Life as a food safety professional in today’s food industry is as tough as it has ever been. Caught between a rock and a hard place, the demands on your team are constantly increasing, yet resources are constantly declining. Here are four easy tips that just might help…
Having spent most of my early career in food manufacturing, I now spend all of my time helping food safety teams use technology to reduce the hassles of doing a demanding job whilst driving step change improvement in food safety and brand protection. But my own job seems to keep increasing in complexity as our business grows quickly so finding better ways to be productive with my time is a constant challenge.
In this post I will share with you some of the techniques I have picked up that I find particularly useful, hopefully some of them may benefit you. We all want to get more done, but the same solution doesn’t work for everyone. Figuring out how to schedule your day to help you maximise your output is the first step toward being more productive.
Here are my best 4 tips that may help you sail through your small and big projects this week:
1: Have a NO-MEETINGS Day
Block off an entire day (or a half day) every week for no meetings. This works particularly well if you can get your entire company or even just your team on board.
Having a full day free from meetings allows both managers and non-managers to get into their flow and tackle the big projects that often get interrupted other days of the week. Once you implement a no-meetings day, you’ll find that it will become your most productive day of the week, and will reduce your stress level on other days when you can’t find a block of time to focus on your work.
Extra Tip: From personal experience Saturday and Sunday don’t count. I often leave it to the weekend to catch up on outstanding emails and tasks in an uninterrupted way. This is unfair on family and work colleagues on the receiving end of emails at the weekend.
2: Block out the right time for big projects
Spend a few days taking stock of your current schedule, or lack thereof. When do you have the most energy? When are you least productive? Then, plan to work on smaller tasks and those that require less brainpower and concentration at times when you tend to be less inspired.
Block off larger chunks of time on your calendar when you’re most ‘on’ for your bigger tasks such as completing vulnerability assessments. I usually find mornings between nine and eleven are my most switched on times for churning through stuff.
A lot of procrastination is a result of poor scheduling: trying to tackle energy-consuming big projects at times when you’re most in need of a break, or not quite ready to concentrate. Being aware of which times are best for you to get work done, and planning around it, can make a big difference.
3: Try the ‘Pomodero’ Technique
No, you don’t need to be flexible… The Pomodoro Technique advocates breaking big projects or tasks into smaller, more achievable tasks distributed throughout the course of your day and separated by frequent breaks.
Each task should take no longer than 25 minutes and breaks should be approximately 5 to 30 minutes (depending on how long you need to recharge before the next task). The technique’s name comes from a tomato kitchen timer, used to time 25 minute increments.
If you want a more modern solution, there are many timers available online.The Pomodoro Technique is a time management philosophy that optimizes for creative recharging, so you’ll have less mental fatigue and can move faster through projects.
It’s actually a business version of ‘Fartlek Training’ for sportsmen, where they do 20 minutes at top speed, followed by 20 minutes at a slow recharging jog, then another 20 minutes at full speed.
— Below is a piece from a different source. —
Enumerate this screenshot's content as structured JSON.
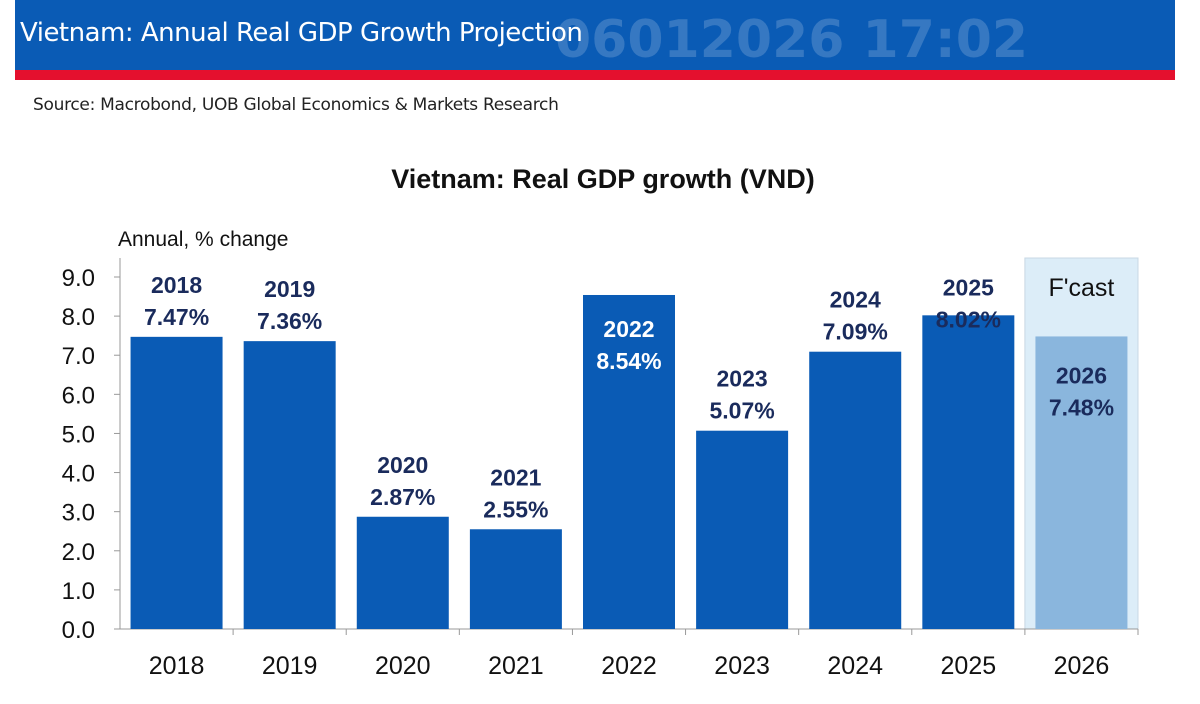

Its a German efficiency model that builds endurance, and concentration.
As a food safety person in a food factory you might use this technique to switch off email and your mobile, stick your head down for 25 minutes and clear some stuff on your ‘to-do’ list. Then get up, walk away from your desk or head down the factory to check up on QA Checks, customer complaints corrective actions, do something else.
Then come back and get another 25 minutes head down. A strong barricade at your office door or electric fence around your desk might help….
4: Block out time to plan your day
Schedule 30 minutes to an hour on your calendar at the beginning or end of each day and use this time to organise your day and respond to teammates in your Inbox.
Reactive days during which you’re constantly responding to messages, getting distracted by the latest new task, or spending time figuring out what to do next, wastes a lot of time and drains your energy.
Getting through housecleaning before you even start your day will save time and conserve your energy for more mindful work later. If you are out and about doing supplier audits, bring some low level admin tasks that can be done while you are waiting for the train or flight.
Even implementing just one of the above techniques should give you some productivity improvements, implementing all of them will turn you into a productivity superstar!
Let me know if you have any other great ways that we can increase our productivity.